XanderCat/GFWS
Guess Factors and Wave Surfing (GFWS)
Dynamic Clustering using k-nearest-neighbor
KNN Distance Algorithms
The basic algorithms for finding nearby neighbors can be found on the Dynamic_Clustering page. The most common approach in Robocode use I would guess is Manhattan distance, which is |x2-x1|+|y2-y1|+.... But what are these distance values?
For XanderCat, the "distance" values are based on the segment indexes. A segmenter slices some attribute in a fixed n number of slices. The "distance" is how far the current situation segment index is from some candidate situation segment index. But a straight computation using segment index will not work well, because each segmenter can have a different value for the number of slices n. XanderCat therefore uses a percent difference across the range n instead.

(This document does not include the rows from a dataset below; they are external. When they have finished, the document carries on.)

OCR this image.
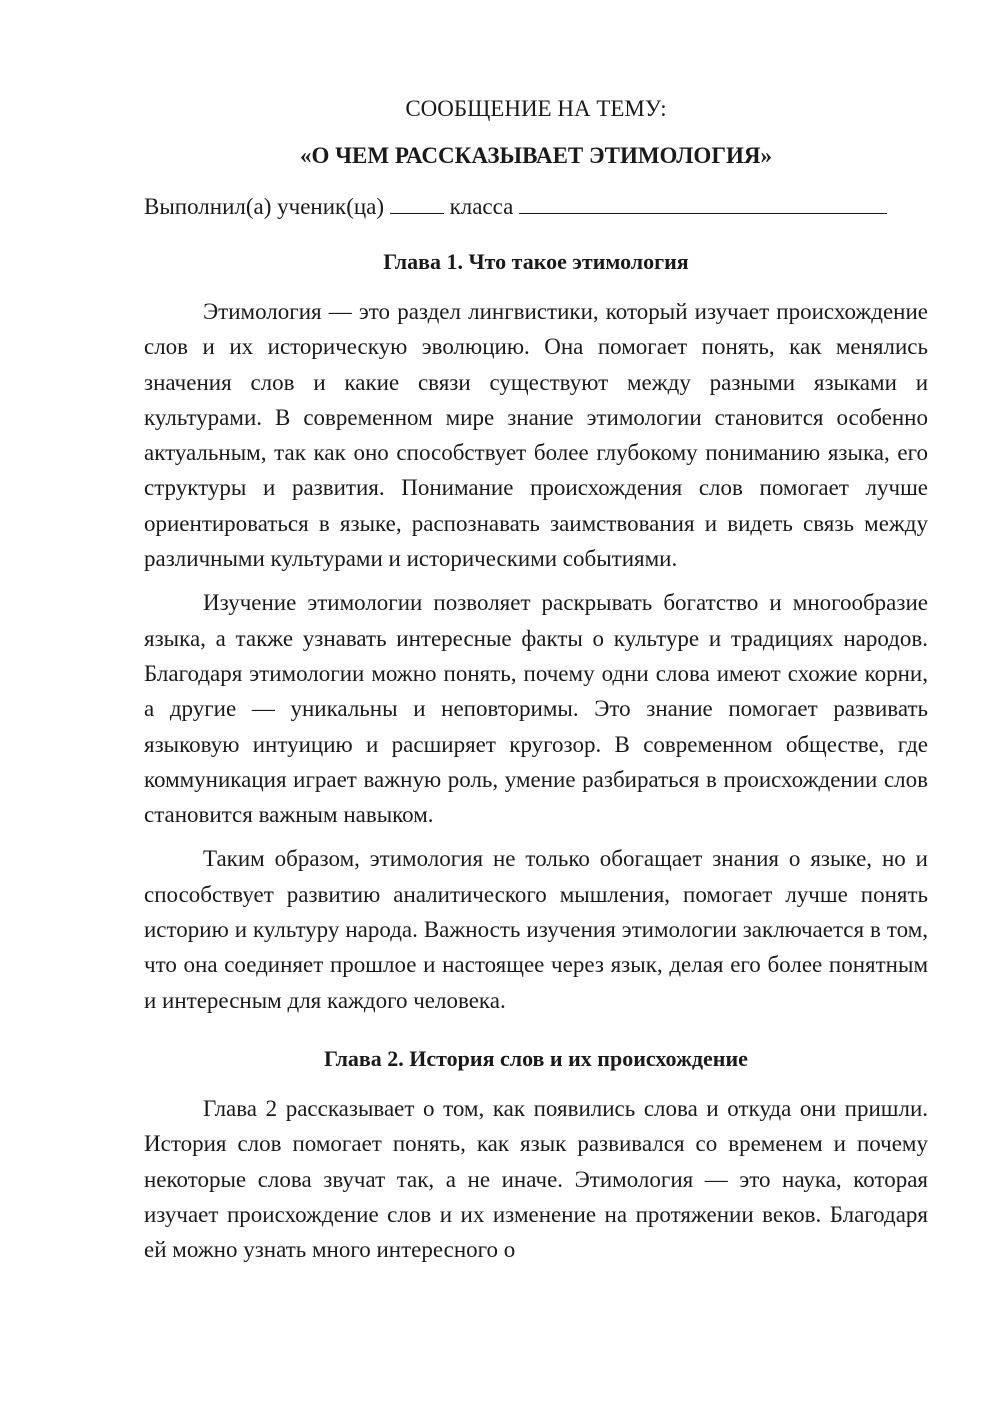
СООБЩЕНИЕ НА ТЕМУ:

«О ЧЕМ РАССКАЗЫВАЕТ ЭТИМОЛОГИЯ»

Выполнил(а) ученик(ца)	класса
Глава 1. Что такое этимология

Этимология — это раздел лингвистики, который изучает происхождение слов и их историческую эволюцию. Она помогает понять, как менялись значения слов и какие связи существуют между разными языками и культурами. В современном мире знание этимологии становится особенно актуальным, так как оно способствует более глубокому пониманию языка, его структуры и развития. Понимание происхождения слов помогает лучше ориентироваться в языке, распознавать заимствования и видеть связь между различными культурами и историческими событиями.

Изучение этимологии позволяет раскрывать богатство и многообразие языка, а также узнавать интересные факты о культуре и традициях народов. Благодаря этимологии можно понять, почему одни слова имеют схожие корни, а другие — уникальны и неповторимы. Это знание помогает развивать языковую интуицию и расширяет кругозор. В современном обществе, где коммуникация играет важную роль, умение разбираться в происхождении слов становится важным навыком.

Таким образом, этимология не только обогащает знания о языке, но и способствует развитию аналитического мышления, помогает лучше понять историю и культуру народа. Важность изучения этимологии заключается в том, что она соединяет прошлое и настоящее через язык, делая его более понятным и интересным для каждого человека.

Глава 2. История слов и их происхождение

Глава 2 рассказывает о том, как появились слова и откуда они пришли. История слов помогает понять, как язык развивался со временем и почему некоторые слова звучат так, а не иначе. Этимология — это наука, которая изучает происхождение слов и их изменение на протяжении веков. Благодаря ей можно узнать много интересного о
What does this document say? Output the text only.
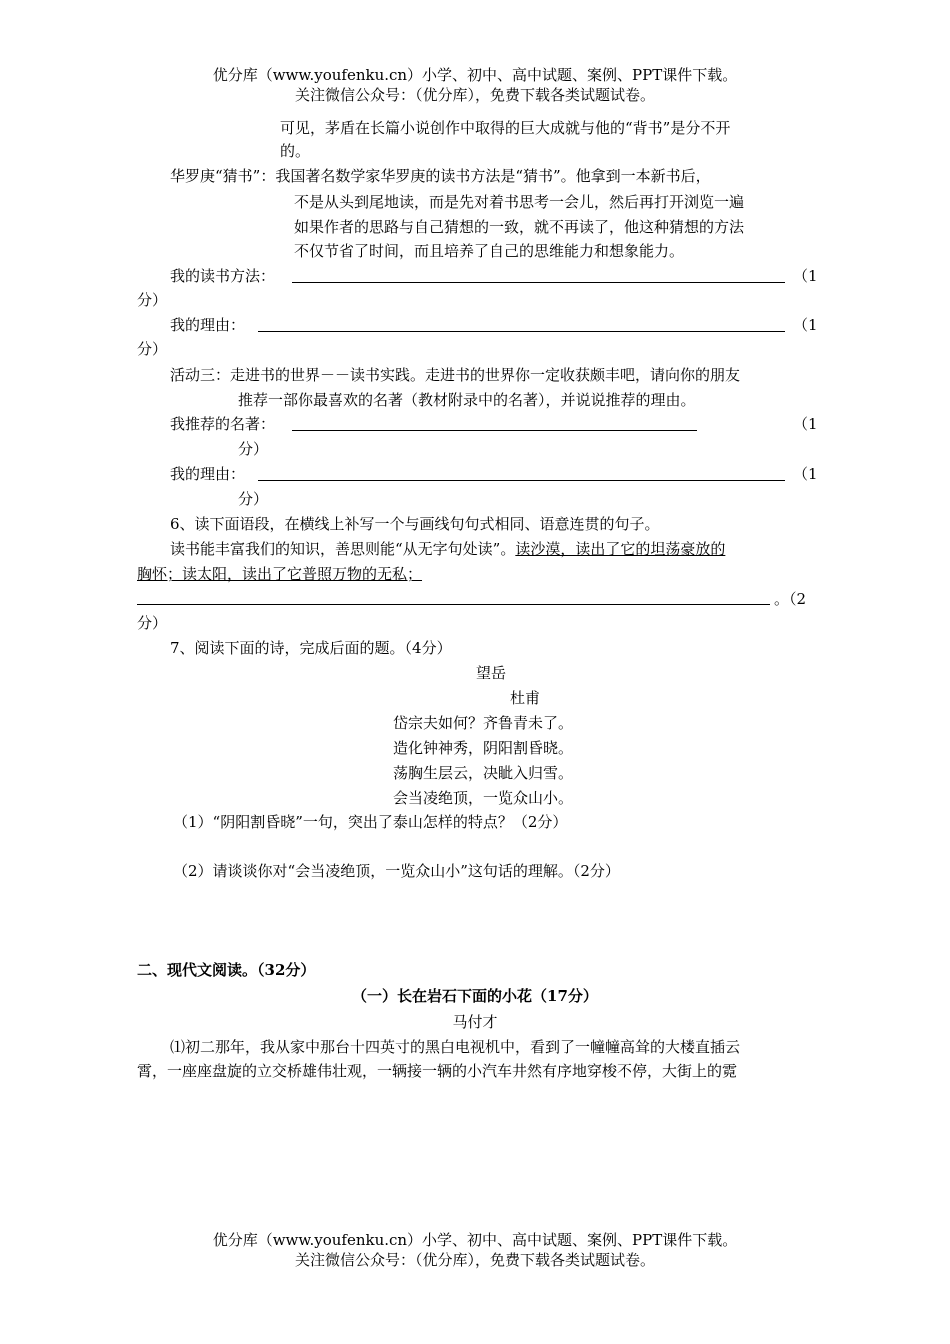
优分库（www.youfenku.cn）小学、初中、高中试题、案例、PPT课件下载。
关注微信公众号：（优分库），免费下载各类试题试卷。
可见，茅盾在长篇小说创作中取得的巨大成就与他的“背书”是分不开
的。
华罗庚“猜书”：我国著名数学家华罗庚的读书方法是“猜书”。他拿到一本新书后，
不是从头到尾地读，而是先对着书思考一会儿，然后再打开浏览一遍
如果作者的思路与自己猜想的一致，就不再读了，他这种猜想的方法
不仅节省了时间，而且培养了自己的思维能力和想象能力。
我的读书方法：	（1
分）
我的理由：	（1
分）
活动三：走进书的世界－－读书实践。走进书的世界你一定收获颇丰吧，请向你的朋友
推荐一部你最喜欢的名著（教材附录中的名著），并说说推荐的理由。
我推荐的名著：	（1
分）
我的理由：	（1
分）
6、读下面语段，在横线上补写一个与画线句句式相同、语意连贯的句子。
读书能丰富我们的知识，善思则能“从无字句处读”。读沙漠，读出了它的坦荡豪放的
胸怀；读太阳，读出了它普照万物的无私；
。（2
分）
7、阅读下面的诗，完成后面的题。（4分）
望岳
杜甫
岱宗夫如何？齐鲁青未了。
造化钟神秀，阴阳割昏晓。
荡胸生层云，决眦入归雪。
会当凌绝顶，一览众山小。
（1）“阴阳割昏晓”一句，突出了泰山怎样的特点？（2分）
（2）请谈谈你对“会当凌绝顶，一览众山小”这句话的理解。（2分）
二、现代文阅读。（32分）
（一）长在岩石下面的小花（17分）
马付才
⑴初二那年，我从家中那台十四英寸的黑白电视机中，看到了一幢幢高耸的大楼直插云
霄，一座座盘旋的立交桥雄伟壮观，一辆接一辆的小汽车井然有序地穿梭不停，大街上的霓
优分库（www.youfenku.cn）小学、初中、高中试题、案例、PPT课件下载。
关注微信公众号：（优分库），免费下载各类试题试卷。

So, assume segmenter A has 10 slices (indicies from 0 to 9, n=10). Assume the current situation falls under segment index 4 (call this value a2), while the candidate situation falls under segment index 6 (call this value a1).
Using straight Manhattan distance, this would look like |a2-a1| or |4-6| == 2.
But to account each segmenter having a different number of segmenters, XanderCat uses percentages instead.
Using percentages, this would look like |(a2-a1)/n| or |(4-6)/10| == 0.2 (the difference between is 20%).
Now assume there is a second segmenter B with a difference of 0.1 (10% diference)
Now the Manhattan distance is 0.2 + 0.1 = 0.3 (lower is a closer match)
While this type of distance calculation will be tested soon, initial versions of XanderCat did not use this approach exactly. Instead, it multiplied the inverse percentages together, like so:
(1-0.2)*(1-0.1) = 0.8 * 0.9 = 0.72 (higher is a closer match)
Is this better or worse? Honestly, as I type this, I don't know yet. This is something I will be testing out soon. The latter requires all of the segmenters distances to remain somewhat close to be a good match, while with the former straight Manhattan approach, a large seperation on one segmenter can be made up for by the others being closer together.